Another interesting few pages cover: ‘Five fathering essentials’ Biddulph advises to – Start early – be involved in the pregnancy, birth and early stages of the child’s life. Make time – fathers need to get home in time to play, laugh, teach and tickle their children. Be Demonstrative – ‘hugging, holding and playing wrestling games can take place right through to adulthood!’ But also do gentler things too – kids respond to quiet storytelling – tell your kids how great and beautiful they are and don’t be afraid to be affectionate. Lighten up – enjoy your kids and experiment to find those activities that you both enjoy. Heavy down – get involved in the decision making – supervise homework and housework. Develop ways of discipline which are calm but definite.

Continuing with the fathering theme which takes up quite a lot of the book, Biddulph believes that there is a direct connection with bad behaviour at school and a lack of fathering. ‘An under-fathered boy equals a discipline problem in school. Under-fathered boys unconsciously want men to be involved and address the problems of their lives, but don’t know how to ask. Girls ask for help, but boys often just act for help.’

So, what is the solution if a father isn’t around: Biddulph recognises that ‘There’s no doubt that women can raise men, but the ones I have spoken to who succeeded always stress that they found good male role-models. They emphasise too that they needed lots of extra support in order to cope.’

Other issues he deals with are, teaching boys to respect women, ‘Fathers need to be role models and insist mothers are respected.’ Sex – ‘a boy needs to learn empathy and feeling and be shown tenderness if he is to be a sexually caring being.’

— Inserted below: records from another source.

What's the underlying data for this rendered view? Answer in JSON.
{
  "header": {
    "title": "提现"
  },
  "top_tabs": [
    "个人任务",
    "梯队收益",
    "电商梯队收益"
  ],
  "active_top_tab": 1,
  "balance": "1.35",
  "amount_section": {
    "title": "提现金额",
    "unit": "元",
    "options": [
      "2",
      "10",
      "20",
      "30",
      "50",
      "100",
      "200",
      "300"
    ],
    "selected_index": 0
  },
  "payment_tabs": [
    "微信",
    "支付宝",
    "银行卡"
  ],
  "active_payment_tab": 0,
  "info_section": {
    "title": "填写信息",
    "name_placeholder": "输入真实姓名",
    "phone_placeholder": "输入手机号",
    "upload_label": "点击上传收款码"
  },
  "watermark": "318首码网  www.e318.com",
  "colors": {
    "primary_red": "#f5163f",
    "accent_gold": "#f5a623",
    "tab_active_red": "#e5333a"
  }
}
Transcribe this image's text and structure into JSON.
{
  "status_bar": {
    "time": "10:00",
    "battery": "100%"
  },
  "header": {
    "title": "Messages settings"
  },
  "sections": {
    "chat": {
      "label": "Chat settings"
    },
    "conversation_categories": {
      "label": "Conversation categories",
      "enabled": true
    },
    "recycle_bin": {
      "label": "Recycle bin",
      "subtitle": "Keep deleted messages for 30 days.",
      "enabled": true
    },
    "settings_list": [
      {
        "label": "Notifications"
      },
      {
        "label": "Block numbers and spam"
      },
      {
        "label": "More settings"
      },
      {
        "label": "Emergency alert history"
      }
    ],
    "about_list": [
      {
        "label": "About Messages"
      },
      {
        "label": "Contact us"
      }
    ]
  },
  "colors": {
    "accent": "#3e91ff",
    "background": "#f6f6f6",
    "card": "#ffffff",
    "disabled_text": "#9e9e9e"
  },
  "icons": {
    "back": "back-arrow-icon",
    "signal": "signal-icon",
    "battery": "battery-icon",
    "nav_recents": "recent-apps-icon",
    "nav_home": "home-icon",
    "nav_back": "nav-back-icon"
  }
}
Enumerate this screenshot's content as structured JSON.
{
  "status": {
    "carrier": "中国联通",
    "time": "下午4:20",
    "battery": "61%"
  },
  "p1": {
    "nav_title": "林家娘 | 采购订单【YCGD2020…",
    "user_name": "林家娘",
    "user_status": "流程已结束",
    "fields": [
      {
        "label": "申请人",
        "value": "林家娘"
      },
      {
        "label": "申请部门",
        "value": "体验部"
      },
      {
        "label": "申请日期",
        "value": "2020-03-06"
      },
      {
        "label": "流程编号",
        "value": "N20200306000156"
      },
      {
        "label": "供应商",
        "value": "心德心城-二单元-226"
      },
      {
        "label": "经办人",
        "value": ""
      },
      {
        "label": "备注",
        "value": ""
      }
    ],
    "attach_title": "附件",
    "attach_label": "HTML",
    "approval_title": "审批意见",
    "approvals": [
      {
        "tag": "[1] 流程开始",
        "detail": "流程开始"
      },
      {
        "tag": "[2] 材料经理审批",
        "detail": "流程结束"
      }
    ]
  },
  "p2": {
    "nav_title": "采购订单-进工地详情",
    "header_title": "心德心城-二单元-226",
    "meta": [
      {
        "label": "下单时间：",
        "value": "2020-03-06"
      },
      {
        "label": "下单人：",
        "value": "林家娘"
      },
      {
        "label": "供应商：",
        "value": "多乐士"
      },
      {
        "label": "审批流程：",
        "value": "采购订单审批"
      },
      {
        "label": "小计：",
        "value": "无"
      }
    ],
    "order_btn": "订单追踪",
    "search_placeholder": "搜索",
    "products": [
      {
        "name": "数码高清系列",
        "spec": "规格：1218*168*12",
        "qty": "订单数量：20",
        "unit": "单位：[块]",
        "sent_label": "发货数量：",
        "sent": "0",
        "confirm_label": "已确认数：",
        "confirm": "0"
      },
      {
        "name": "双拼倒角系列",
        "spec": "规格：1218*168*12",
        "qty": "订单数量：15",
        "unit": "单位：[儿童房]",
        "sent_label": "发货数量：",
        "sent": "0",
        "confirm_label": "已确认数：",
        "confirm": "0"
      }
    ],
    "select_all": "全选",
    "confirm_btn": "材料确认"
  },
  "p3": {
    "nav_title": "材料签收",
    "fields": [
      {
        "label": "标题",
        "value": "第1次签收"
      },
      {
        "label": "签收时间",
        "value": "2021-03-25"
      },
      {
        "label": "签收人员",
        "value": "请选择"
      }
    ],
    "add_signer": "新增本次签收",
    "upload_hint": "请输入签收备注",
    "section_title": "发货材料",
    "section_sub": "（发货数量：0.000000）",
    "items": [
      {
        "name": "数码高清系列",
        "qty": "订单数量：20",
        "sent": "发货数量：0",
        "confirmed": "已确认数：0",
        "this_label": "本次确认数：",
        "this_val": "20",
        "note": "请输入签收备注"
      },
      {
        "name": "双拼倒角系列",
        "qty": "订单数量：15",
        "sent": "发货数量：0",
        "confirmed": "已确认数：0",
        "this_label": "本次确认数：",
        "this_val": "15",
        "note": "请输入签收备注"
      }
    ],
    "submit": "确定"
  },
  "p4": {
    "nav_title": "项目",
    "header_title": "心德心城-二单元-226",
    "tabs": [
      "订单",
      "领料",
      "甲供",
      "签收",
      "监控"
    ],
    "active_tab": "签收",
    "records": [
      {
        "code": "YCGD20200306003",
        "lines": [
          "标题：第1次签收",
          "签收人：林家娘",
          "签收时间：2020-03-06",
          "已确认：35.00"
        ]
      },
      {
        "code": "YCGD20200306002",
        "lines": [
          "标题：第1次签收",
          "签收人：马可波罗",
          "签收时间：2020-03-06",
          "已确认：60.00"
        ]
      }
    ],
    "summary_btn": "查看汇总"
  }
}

Biddulph outlines the physical and mental differences between boys and girls. Testosterone has its own chapter! Apparently, at the age of four, boys receive a sudden surge of testosterone but by five the levels drop by a half and then between the ages of 11 and 13 the levels rise sharply again. It affects mood and energy and, to sum up: boys need to know who’s boss but also be treated fairly in order to ‘channel his energies in good ways.’

Biddulph says the key word is structure: ‘Boys feel insecure and in danger if there isn’t enough structure in a situation. If no-one is in charge, they begin jostling with each other to establish the pecking order. Their testosterone-driven make-up leads them to want to set up hierarchies. If we can provide structure, then they can relax.’

Included in ‘Raising Boys’ which was published in 1997, is ‘An Important Note’ that, ‘in writing a book about boys and their special needs, I wish in no way to take away from the efforts being made everywhere to advance women and girls.’ He believes that a ‘better world depends on making all groups happier and healthier. If we want more good men in the world, we must start treating boys with less blame and more understanding.’

Of course, this is a summary but I’ve gained a few insights into raising boys and hope you have too. Is all this obvious though? I’m just myself with my son and stepsons and I imagine most parents are just true to themselves too. I would be interested to know your thoughts on gender/raising children. What about same sex couples who raise children? Do we really need both male and female role models? Do we need to bring up boys and girls differently? Let me know your thoughts/reactions.